Work on Neanderthal genomes continues, as expected. The latest news comes from remains of a Croatian female, whose genome has been determined by a team led by members of the Max Planck Institute for Evolutionary Anthropology in Leipzig (Prüfer, K. and 35 others 2017. A high-coverage Neandertal genome from Vindija Cave in Croatia. Science, online; doi:10.1126/science.aao1887). Her full genome is of higher quality than those previously published for Neanderthals. Dated at around 52 ka, her genetics is likely to be closer to those who mated with the ancestors of modern Eurasians. Kay Prüfer and his colleagues suggest that Neanderthals passed on to modern Eurasians genes associated with plasma levels of LDL cholesterol and vitamin D (mainly produced by skin exposure to sunlight, Vitamin D is essential for healthy bones and supports the immune system), together with risk factors for eating disorders, accumulation of visceral fat, rheumatoid arthritis and schizophrenia. Two other interesting possibilities stem from reconsidering genetic data from other Neanderthals, in the light of the new Croatian analysis. Ancestors of an older Neanderthal (122 ka) from the Altai region of Siberia had interbred with genetically modern humans as long ago as 130 ka. Yet the genomes of the Altai and Croatian Neanderthals are surprisingly similar, suggesting that both lived in isolated small groups around three thousand strong (Gibbons, A. 2017. Neanderthal genome reveals greater legacy in the living. Science, v. 358 p. 21).

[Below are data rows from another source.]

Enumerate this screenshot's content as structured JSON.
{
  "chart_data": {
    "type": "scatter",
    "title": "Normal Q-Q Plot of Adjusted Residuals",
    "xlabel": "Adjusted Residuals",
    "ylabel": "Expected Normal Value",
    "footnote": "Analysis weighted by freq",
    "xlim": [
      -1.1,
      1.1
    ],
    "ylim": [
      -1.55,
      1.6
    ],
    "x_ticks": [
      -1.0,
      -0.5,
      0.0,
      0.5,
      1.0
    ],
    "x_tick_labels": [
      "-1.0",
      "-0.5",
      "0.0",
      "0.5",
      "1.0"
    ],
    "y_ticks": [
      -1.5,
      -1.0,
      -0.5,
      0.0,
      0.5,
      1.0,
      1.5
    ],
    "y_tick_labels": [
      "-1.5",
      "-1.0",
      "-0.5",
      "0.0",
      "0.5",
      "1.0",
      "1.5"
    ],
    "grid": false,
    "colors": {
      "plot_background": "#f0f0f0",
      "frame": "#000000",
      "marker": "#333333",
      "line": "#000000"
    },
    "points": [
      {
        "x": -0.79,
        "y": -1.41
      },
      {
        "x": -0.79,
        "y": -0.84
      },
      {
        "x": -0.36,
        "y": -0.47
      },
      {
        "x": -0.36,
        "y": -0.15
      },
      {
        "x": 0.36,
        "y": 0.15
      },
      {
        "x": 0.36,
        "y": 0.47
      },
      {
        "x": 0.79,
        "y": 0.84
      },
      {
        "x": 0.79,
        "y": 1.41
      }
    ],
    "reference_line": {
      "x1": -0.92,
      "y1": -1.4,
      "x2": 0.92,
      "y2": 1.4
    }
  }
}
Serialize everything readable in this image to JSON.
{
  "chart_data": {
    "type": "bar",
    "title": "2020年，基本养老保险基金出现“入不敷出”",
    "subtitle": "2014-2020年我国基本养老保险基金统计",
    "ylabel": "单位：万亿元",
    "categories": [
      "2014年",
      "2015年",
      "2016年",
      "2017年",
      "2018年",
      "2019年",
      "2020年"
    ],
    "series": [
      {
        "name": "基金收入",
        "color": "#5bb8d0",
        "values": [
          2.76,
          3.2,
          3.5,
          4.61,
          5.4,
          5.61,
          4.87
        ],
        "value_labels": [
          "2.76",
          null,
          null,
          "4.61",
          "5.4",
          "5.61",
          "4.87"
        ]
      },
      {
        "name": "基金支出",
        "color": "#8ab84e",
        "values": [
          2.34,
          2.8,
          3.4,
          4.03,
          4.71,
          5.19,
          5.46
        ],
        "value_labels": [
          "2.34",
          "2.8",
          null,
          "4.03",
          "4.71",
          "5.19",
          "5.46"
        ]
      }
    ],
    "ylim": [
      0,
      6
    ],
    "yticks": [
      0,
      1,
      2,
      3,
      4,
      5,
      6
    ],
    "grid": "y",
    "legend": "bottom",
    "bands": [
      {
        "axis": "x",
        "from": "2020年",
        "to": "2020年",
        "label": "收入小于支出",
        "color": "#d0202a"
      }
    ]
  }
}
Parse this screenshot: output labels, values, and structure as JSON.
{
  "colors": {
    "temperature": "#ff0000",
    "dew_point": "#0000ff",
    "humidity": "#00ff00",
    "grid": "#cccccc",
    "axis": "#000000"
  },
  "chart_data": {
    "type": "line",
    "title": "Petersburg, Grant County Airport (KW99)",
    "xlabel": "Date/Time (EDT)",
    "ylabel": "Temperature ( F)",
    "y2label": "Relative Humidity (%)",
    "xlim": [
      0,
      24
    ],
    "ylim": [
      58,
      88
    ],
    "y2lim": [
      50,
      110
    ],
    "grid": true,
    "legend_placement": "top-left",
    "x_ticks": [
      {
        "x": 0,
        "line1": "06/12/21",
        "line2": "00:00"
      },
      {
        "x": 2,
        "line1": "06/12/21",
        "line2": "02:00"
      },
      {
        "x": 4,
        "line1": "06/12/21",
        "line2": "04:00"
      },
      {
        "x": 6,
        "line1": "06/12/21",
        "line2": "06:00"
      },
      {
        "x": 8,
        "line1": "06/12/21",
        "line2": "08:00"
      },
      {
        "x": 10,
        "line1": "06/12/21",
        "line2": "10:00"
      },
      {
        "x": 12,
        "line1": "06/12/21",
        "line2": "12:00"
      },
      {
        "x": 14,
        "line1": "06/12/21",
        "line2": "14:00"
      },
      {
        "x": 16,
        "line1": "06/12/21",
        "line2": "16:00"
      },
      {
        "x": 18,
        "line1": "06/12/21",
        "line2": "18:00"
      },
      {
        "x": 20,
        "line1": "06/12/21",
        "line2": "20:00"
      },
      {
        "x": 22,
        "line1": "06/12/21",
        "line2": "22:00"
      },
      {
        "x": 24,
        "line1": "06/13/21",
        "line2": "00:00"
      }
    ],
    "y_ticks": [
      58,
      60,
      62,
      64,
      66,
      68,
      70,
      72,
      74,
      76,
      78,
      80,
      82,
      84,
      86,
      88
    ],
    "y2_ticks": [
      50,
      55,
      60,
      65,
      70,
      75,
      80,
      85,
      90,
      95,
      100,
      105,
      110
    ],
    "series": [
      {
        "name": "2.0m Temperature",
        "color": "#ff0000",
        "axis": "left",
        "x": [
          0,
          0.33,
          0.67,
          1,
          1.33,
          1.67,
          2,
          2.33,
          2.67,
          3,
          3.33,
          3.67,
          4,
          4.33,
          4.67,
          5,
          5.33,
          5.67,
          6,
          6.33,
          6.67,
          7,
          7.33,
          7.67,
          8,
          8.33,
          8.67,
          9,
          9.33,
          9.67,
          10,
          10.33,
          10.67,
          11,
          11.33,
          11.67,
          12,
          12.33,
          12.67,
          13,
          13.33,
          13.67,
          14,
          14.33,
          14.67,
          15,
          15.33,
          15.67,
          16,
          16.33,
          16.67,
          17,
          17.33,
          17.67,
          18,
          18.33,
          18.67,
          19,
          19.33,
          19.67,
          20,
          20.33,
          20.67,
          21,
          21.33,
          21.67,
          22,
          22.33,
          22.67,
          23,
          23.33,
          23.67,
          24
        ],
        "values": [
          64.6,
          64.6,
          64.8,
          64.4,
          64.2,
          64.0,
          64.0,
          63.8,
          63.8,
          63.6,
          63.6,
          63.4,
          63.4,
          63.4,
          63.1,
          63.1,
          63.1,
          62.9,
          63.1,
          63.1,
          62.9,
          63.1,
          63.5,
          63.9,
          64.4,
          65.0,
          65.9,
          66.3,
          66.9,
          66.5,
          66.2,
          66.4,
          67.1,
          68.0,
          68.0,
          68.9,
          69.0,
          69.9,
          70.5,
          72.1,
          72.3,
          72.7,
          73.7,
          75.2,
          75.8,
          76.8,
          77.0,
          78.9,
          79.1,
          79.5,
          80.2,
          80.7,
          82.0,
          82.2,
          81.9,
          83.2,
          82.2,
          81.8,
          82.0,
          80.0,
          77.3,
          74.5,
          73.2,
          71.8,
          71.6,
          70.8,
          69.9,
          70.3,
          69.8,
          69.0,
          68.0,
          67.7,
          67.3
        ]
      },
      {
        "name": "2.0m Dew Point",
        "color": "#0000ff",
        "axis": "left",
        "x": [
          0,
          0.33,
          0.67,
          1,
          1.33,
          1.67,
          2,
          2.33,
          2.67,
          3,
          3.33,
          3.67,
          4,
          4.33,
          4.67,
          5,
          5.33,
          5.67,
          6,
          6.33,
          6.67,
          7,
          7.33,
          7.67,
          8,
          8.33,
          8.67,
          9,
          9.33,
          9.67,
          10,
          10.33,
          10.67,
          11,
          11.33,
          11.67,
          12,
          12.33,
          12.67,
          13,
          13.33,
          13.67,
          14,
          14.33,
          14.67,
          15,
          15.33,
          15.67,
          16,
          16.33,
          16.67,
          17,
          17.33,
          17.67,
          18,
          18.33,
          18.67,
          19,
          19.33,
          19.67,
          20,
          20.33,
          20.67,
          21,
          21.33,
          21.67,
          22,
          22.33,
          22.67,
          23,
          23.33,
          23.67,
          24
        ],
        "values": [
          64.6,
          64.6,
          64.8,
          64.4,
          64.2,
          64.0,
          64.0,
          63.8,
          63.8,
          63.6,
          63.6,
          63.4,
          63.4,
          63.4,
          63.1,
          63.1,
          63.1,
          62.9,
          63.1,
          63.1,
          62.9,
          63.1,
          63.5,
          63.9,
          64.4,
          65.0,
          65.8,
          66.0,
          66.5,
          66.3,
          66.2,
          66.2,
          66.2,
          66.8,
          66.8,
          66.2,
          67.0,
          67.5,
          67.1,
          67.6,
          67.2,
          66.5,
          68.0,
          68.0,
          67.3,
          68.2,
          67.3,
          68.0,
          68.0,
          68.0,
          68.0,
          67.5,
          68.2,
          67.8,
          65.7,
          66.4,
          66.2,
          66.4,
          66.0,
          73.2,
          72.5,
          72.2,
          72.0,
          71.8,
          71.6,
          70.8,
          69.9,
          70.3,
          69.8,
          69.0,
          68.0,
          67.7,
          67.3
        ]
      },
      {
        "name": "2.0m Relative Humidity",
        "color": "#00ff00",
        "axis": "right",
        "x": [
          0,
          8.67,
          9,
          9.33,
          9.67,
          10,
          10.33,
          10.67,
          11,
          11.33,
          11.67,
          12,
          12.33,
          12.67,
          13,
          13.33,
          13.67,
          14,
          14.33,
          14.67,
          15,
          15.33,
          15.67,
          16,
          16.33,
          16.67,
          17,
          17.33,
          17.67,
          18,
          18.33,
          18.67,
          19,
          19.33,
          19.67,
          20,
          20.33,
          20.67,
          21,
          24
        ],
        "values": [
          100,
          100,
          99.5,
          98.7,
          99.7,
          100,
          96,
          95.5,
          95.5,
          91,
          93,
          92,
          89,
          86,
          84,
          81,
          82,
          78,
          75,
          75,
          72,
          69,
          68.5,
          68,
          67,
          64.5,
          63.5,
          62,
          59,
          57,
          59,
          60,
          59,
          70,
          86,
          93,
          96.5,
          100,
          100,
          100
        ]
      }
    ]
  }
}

Also published on-line by Science is a study of the genomes of 7 individual anatomically modern humans from KwaZulu-Natal in South Africa (Schlebusch, C.M. and 11 others 2017. Southern African ancient genomes estimate modern human divergence to 350,000 to 260,000 years ago. Science online; doi: 10.1126/science.aao6266). They are three 2000 year-old hunter-gatherers (probably San) and four Iron Age farmers, similar to modern Bantu speakers, from 300 to 500 years ago. Although genomes from modern Khoe-San suggest up to 30% admixture from East Africans and Eurasians, comparison between the two ancient groups suggest a very old divergence among African anatomically modern human (AMH) populations, of the order of 350 to 260 ka ago. This is long before the remains from Ethiopia, widely accepted as the oldest known AMH (190 ka), but roughly the same as recently described fossils from Jebel Irhoud in Morocco (325 to 286 ka) reckoned to be early AMH. The Moroccan humans and now the genetic analysis from much more recent South African skeletons point to a pan-African early evolution of modern people rather than some kind of ‘cradle of humanity’.
More ancient AMH hunter-gatherers (~28 to 30 ka) occur at Sunghir, about 200 km east of Moscow, a settlement that includes several burials – one of which contained a boy and a girl – many with abundant, ornate grave goods. It seems likely that all the interred individuals were related and so an excellent target for DNA analysis. Four individuals with roughly the same 14C age did yield enough for genome sequencing (Sikora, M. and 26 others 2017. Science, online; doi: 10.1126/science.aao1807). It turned out from their mtDNA that none were more closely related than first-cousins or great-grandchildren. The data suggested a relatively small breeding population (~300) that avoided inbreeding and its often negative consequences, possibly through exogamy (a wide mating network) as practiced by living hunter-gatherers. Remarkably, the data also hinted at relationship with earlier (36 ka) individuals from Kostenki about 300 km to the south-west. DNA from several Siberian Neanderthal individuals do suggest that inbreeding had been an issue. Had it been widespread among Neanderthals – risky to infer from such scanty information – that may account for their lack of competitiveness with AMH and eventual demise.